Maurício Terena, the legal adviser of the Articulação dos Povos Indígenas do Brasil (Apib), classified Moraes' vote as a “middle ground” between the two previous votes, by Fachin and Nunes Marques.
“This 'middle ground' thesis has some problems, precisely because it provides, for example, for the institution of prior compensation, that is, this can cause internal problems between us, this can cause harassment by people wanting to buy indigenous lands and occupy the territories. For the rights of indigenous peoples there is no negotiation, there is no 'middle ground'”, he criticized.
Thesis proposed by Alexandre de Moraes
(Transcript of the TV Justiça broadcast; subject to revision after official publication of vote)
1) Demarcation consists of a procedure for declaring the original right to possess lands traditionally occupied by indigenous communities.
2) Traditional indigenous ownership is distinct from civil ownership, consisting of the occupation of lands permanently inhabited by the Indians, those used for their productive activities, those essential for the preservation of the environmental resources necessary for their well-being and those necessary for their physical and cultural reproduction, according to their uses, customs and traditions, pursuant to paragraph 1 of article 231 of the constitutional text.
3) The constitutional protection of the [peoples'] original rights over the lands they traditionally occupy does not depend on the existence of a time frame, on October 5, 1988, or the configuration of the stubborn dispossession, such as a physical conflict or a persistent legal dispute at the date of the promulgation of the Constitution.
4) In the absence of the time frame, on October 5, 1988, or of stubborn dispossession or physical conflict or persistent judicial controversy at the date of promulgation of the Constitution, the legal acts and transactions are valid and effective, producing all their effects. perfect and res judicata, which has possession or dominion as its object; or the occupation in good faith of lands traditionally occupied by indigenous peoples; or the exploitation of the soil, rivers and lakes existing therein; assisting with the particular right to prior compensation from the Union, in cash or agrarian debt securities, if it is in the interest of the beneficiary, both in relation to the bare land and in relation to the improvements carried out.
5) In the hypothesis foreseen in the previous item, being contrary to the public interest the deconstitution of the consolidated situation, and seeking social peace, the Union may carry out compensation to the indigenous communities, granting them lands equivalent to those traditionally occupied, provided there is [their ] expresses agreement.
6) The anthropological report carried out pursuant to Decree 1.775/1996 is a fundamental element for demonstrating the traditional occupation of the specific indigenous community, according to its uses, customs and traditions.

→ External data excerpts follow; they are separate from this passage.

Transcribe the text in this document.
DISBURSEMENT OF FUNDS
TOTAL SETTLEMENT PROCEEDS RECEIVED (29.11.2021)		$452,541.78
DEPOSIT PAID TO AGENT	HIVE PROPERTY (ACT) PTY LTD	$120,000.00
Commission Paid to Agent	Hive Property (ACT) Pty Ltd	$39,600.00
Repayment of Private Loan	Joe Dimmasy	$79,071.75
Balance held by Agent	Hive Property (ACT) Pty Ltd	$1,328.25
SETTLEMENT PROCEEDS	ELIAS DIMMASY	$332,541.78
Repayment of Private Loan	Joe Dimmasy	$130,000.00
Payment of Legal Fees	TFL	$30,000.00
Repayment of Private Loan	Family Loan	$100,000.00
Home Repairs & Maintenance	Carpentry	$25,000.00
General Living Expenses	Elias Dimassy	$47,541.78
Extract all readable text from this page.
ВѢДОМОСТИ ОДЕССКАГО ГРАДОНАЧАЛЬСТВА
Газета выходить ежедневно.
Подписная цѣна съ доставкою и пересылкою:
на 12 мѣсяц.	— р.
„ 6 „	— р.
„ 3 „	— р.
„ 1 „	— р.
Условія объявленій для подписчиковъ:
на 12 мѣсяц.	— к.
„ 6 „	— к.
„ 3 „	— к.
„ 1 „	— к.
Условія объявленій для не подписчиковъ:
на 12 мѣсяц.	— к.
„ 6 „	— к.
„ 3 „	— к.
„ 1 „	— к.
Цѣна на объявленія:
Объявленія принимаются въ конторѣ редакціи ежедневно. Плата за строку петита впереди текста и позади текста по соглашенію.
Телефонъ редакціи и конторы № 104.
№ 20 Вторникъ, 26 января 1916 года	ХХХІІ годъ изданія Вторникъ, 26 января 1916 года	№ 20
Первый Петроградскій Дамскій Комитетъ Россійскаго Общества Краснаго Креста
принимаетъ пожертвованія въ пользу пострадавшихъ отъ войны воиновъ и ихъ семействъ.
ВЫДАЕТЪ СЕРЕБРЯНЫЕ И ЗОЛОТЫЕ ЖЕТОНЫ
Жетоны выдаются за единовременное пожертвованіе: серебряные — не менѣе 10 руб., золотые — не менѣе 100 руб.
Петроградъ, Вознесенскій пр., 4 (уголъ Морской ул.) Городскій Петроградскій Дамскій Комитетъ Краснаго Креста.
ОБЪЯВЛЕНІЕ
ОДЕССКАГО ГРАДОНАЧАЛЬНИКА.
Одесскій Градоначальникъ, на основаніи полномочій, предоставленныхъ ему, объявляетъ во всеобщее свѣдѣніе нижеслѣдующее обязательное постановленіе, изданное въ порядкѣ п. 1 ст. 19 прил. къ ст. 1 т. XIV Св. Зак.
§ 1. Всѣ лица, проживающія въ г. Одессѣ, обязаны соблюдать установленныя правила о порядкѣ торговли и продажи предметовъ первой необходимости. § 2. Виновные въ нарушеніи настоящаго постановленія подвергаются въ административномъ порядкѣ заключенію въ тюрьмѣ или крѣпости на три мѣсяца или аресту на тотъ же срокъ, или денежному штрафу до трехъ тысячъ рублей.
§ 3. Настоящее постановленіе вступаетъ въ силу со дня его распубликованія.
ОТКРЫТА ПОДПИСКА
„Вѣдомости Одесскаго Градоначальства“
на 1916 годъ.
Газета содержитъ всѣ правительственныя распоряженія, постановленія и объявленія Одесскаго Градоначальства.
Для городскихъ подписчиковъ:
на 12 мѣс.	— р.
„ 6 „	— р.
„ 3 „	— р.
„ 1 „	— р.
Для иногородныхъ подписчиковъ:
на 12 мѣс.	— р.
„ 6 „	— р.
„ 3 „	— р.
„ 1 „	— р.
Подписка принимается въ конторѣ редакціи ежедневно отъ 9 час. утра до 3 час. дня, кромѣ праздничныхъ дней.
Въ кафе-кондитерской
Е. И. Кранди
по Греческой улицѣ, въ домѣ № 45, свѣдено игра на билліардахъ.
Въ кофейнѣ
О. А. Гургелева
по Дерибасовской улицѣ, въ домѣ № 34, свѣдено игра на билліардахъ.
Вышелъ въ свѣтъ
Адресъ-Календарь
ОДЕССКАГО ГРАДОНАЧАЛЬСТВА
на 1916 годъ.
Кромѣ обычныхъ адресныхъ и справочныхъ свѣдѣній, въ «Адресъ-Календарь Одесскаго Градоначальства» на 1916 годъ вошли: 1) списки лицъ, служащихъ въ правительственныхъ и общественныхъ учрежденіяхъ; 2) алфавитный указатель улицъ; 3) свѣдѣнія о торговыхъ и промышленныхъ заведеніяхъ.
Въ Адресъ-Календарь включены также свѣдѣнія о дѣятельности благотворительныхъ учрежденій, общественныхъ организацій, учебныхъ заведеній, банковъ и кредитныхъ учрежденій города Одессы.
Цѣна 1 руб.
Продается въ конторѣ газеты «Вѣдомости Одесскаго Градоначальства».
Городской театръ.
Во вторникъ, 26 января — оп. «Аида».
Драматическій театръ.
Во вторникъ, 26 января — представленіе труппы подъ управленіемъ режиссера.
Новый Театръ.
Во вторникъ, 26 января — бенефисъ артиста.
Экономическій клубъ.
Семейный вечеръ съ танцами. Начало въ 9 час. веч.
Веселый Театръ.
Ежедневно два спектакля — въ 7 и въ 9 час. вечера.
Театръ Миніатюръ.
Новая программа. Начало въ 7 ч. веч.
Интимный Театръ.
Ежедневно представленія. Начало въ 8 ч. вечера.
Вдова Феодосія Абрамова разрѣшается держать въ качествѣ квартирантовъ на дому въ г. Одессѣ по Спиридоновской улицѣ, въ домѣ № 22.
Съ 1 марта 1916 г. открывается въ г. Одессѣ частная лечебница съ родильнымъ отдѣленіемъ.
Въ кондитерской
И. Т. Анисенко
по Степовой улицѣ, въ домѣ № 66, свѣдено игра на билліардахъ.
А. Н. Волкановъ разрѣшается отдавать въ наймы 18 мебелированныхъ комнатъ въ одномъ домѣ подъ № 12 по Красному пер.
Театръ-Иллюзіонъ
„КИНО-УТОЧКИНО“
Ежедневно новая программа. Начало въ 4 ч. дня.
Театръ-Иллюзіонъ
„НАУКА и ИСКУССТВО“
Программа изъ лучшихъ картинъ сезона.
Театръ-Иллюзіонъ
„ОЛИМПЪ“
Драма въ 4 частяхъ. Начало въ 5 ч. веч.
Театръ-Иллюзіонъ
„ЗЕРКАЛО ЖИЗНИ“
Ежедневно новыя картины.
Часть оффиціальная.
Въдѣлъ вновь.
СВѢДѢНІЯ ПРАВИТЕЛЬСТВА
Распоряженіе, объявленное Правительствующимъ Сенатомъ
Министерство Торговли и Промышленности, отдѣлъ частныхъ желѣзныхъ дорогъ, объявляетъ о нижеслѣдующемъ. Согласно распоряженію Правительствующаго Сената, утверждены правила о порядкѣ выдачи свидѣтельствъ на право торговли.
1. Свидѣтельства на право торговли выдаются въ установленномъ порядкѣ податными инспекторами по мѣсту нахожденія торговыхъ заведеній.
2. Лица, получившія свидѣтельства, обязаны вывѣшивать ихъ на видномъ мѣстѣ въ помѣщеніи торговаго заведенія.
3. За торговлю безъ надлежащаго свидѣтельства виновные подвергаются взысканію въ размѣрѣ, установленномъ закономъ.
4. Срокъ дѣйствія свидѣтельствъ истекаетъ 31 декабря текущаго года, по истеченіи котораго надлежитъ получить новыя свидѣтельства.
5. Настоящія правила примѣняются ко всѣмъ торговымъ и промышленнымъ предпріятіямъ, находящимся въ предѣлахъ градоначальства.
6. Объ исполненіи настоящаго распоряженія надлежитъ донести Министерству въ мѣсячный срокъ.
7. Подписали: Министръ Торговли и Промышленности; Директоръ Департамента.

7) The resizing of the indigenous land is not prohibited in case of non-compliance with the elements contained in article 231 of the Constitution of the Republic, through a demarcation procedure, under the terms of the rules in force.
8) The lands traditionally occupied by indigenous people are permanently owned by the community, with the indigenous people having exclusive use of the riches of the soil and of the rivers existing therein.
9) Lands traditionally occupied by indigenous peoples, as public lands, are inalienable, unavailable and the rights over them are imprescriptible.
10) There is compatibility between the traditional occupation of indigenous lands and the constitutional protection of the environment.